Netflix: Novità di Febbraio 2026 tra Serie e Film

Il mese di febbraio 2026 si preannuncia ricco di novità per gli abbonati a Netflix, con l'introduzione di nuovi titoli e il ritorno di produzioni molto attese che amplieranno l'offerta di intrattenimento. La piattaforma di streaming si prepara a deliziare il suo pubblico con una varietà di generi, dalle storie romantiche ai thriller d'azione, fino alle avventure ambientate nel mondo delle corse automobilistiche, assicurando un calendario entusiasmante per gli spettatori.

Tra le serie televisive più attese, spicca la seconda parte della quarta stagione di Bridgerton, disponibile dal 26 febbraio, che continua a seguire le vicende sentimentali dell'aristocrazia londinese, con un focus particolare sul secondogenito Benedict. Un altro ritorno di rilievo è The Night Agent, con la sua terza stagione, che vedrà Gabriel Basso riprendere il ruolo di Peter Sutherland in nuove e avvincenti sfide, con un debutto fissato per il 19 febbraio. Inoltre, l'introduzione della serie italiana Motorvalley, a partire dal 10 febbraio, promette di catturare l'attenzione con la sua trama avvincente che intreccia passione per le auto, adrenalina e storie personali di riscatto, con protagonisti Luca Argentero e Giulia Michelini. Sul fronte cinematografico, il catalogo si arricchisce con diversi film, tra cui La vita va così (5 febbraio), Io sono Rosa Ricci (18 febbraio), La vera regina degli scacchi (6 febbraio), Single ma non troppo (13 febbraio) e Les Orphelins (20 febbraio), offrendo una vasta gamma di scelte per gli amanti del grande schermo.

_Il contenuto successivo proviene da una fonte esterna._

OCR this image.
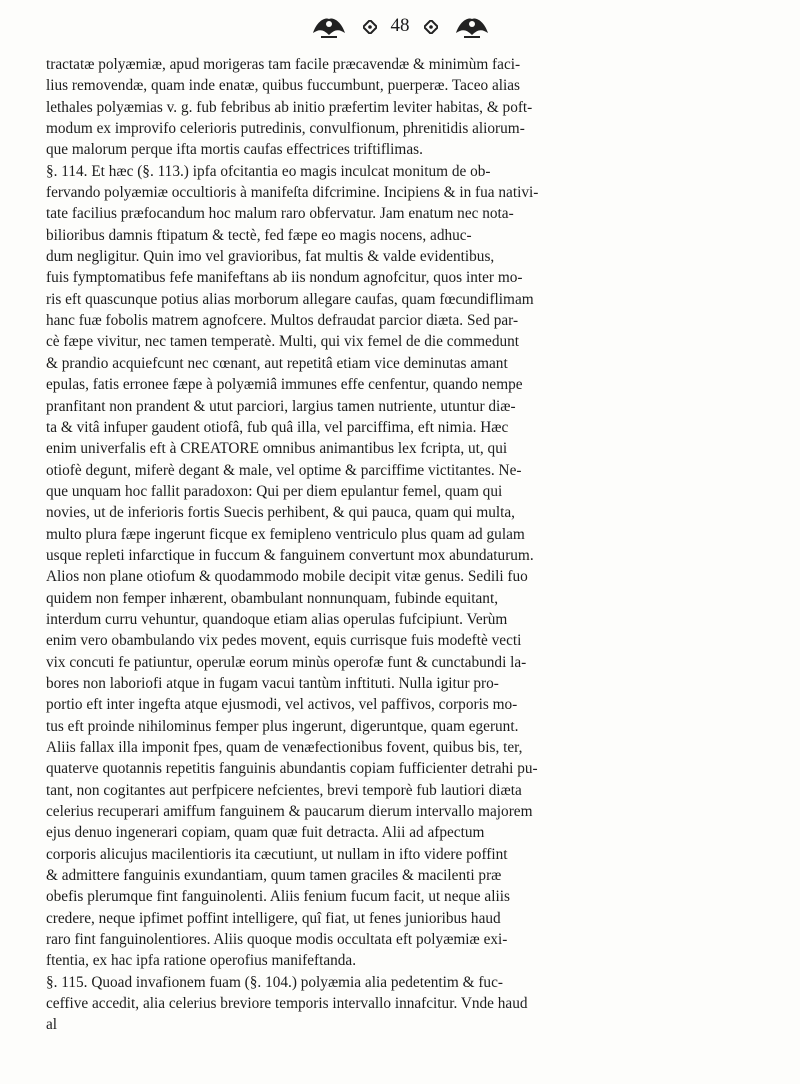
48
tractatæ polyæmiæ, apud morigeras tam facile præcavendæ & minimùm faci-
lius removendæ, quam inde enatæ, quibus fuccumbunt, puerperæ. Taceo alias
lethales polyæmias v. g. fub febribus ab initio præfertim leviter habitas, & poft-
modum ex improvifo celerioris putredinis, convulfionum, phrenitidis aliorum-
que malorum perque ifta mortis caufas effectrices triftiflimas.
§. 114. Et hæc (§. 113.) ipfa ofcitantia eo magis inculcat monitum de ob-
fervando polyæmiæ occultioris à manifeſta difcrimine. Incipiens & in fua nativi-
tate facilius præfocandum hoc malum raro obfervatur. Jam enatum nec nota-
bilioribus damnis ftipatum & tectè, fed fæpe eo magis nocens, adhuc-
dum negligitur. Quin imo vel gravioribus, fat multis & valde evidentibus,
fuis fymptomatibus fefe manifeftans ab iis nondum agnofcitur, quos inter mo-
ris eft quascunque potius alias morborum allegare caufas, quam fœcundiflimam
hanc fuæ fobolis matrem agnofcere. Multos defraudat parcior diæta. Sed par-
cè fæpe vivitur, nec tamen temperatè. Multi, qui vix femel de die commedunt
& prandio acquiefcunt nec cœnant, aut repetitâ etiam vice deminutas amant
epulas, fatis erronee fæpe à polyæmiâ immunes effe cenfentur, quando nempe
pranfitant non prandent & utut parciori, largius tamen nutriente, utuntur diæ-
ta & vitâ infuper gaudent otiofâ, fub quâ illa, vel parciffima, eft nimia. Hæc
enim univerfalis eft à CREATORE omnibus animantibus lex fcripta, ut, qui
otiofè degunt, miferè degant & male, vel optime & parciffime victitantes. Ne-
que unquam hoc fallit paradoxon: Qui per diem epulantur femel, quam qui
novies, ut de inferioris fortis Suecis perhibent, & qui pauca, quam qui multa,
multo plura fæpe ingerunt ficque ex femipleno ventriculo plus quam ad gulam
usque repleti infarctique in fuccum & fanguinem convertunt mox abundaturum.
Alios non plane otiofum & quodammodo mobile decipit vitæ genus. Sedili fuo
quidem non femper inhærent, obambulant nonnunquam, fubinde equitant,
interdum curru vehuntur, quandoque etiam alias operulas fufcipiunt. Verùm
enim vero obambulando vix pedes movent, equis currisque fuis modeftè vecti
vix concuti fe patiuntur, operulæ eorum minùs operofæ funt & cunctabundi la-
bores non laboriofi atque in fugam vacui tantùm inftituti. Nulla igitur pro-
portio eft inter ingefta atque ejusmodi, vel activos, vel paffivos, corporis mo-
tus eft proinde nihilominus femper plus ingerunt, digeruntque, quam egerunt.
Aliis fallax illa imponit fpes, quam de venæfectionibus fovent, quibus bis, ter,
quaterve quotannis repetitis fanguinis abundantis copiam fufficienter detrahi pu-
tant, non cogitantes aut perfpicere nefcientes, brevi temporè fub lautiori diæta
celerius recuperari amiffum fanguinem & paucarum dierum intervallo majorem
ejus denuo ingenerari copiam, quam quæ fuit detracta. Alii ad afpectum
corporis alicujus macilentioris ita cæcutiunt, ut nullam in ifto videre poffint
& admittere fanguinis exundantiam, quum tamen graciles & macilenti præ
obefis plerumque fint fanguinolenti. Aliis fenium fucum facit, ut neque aliis
credere, neque ipfimet poffint intelligere, quî fiat, ut fenes junioribus haud
raro fint fanguinolentiores. Aliis quoque modis occultata eft polyæmiæ exi-
ftentia, ex hac ipfa ratione operofius manifeftanda.
§. 115. Quoad invafionem fuam (§. 104.) polyæmia alia pedetentim & fuc-
ceffive accedit, alia celerius breviore temporis intervallo innafcitur. Vnde haud
al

Netflix continua a dimostrare il suo impegno nel fornire contenuti diversificati e di alta qualità, consolidando la sua posizione come leader nel settore dello streaming. L'ampia proposta di febbraio 2026, che include sequel di successo, nuove produzioni e film originali, riflette la capacità della piattaforma di adattarsi ai gusti di un pubblico globale, offrendo esperienze narrative sempre più coinvolgenti e innovative. In un panorama mediatico in continua evoluzione, l'innovazione e la costante ricerca di storie che risuonino con gli spettatori sono elementi fondamentali per mantenere viva la magia del racconto e per ispirare nuove prospettive.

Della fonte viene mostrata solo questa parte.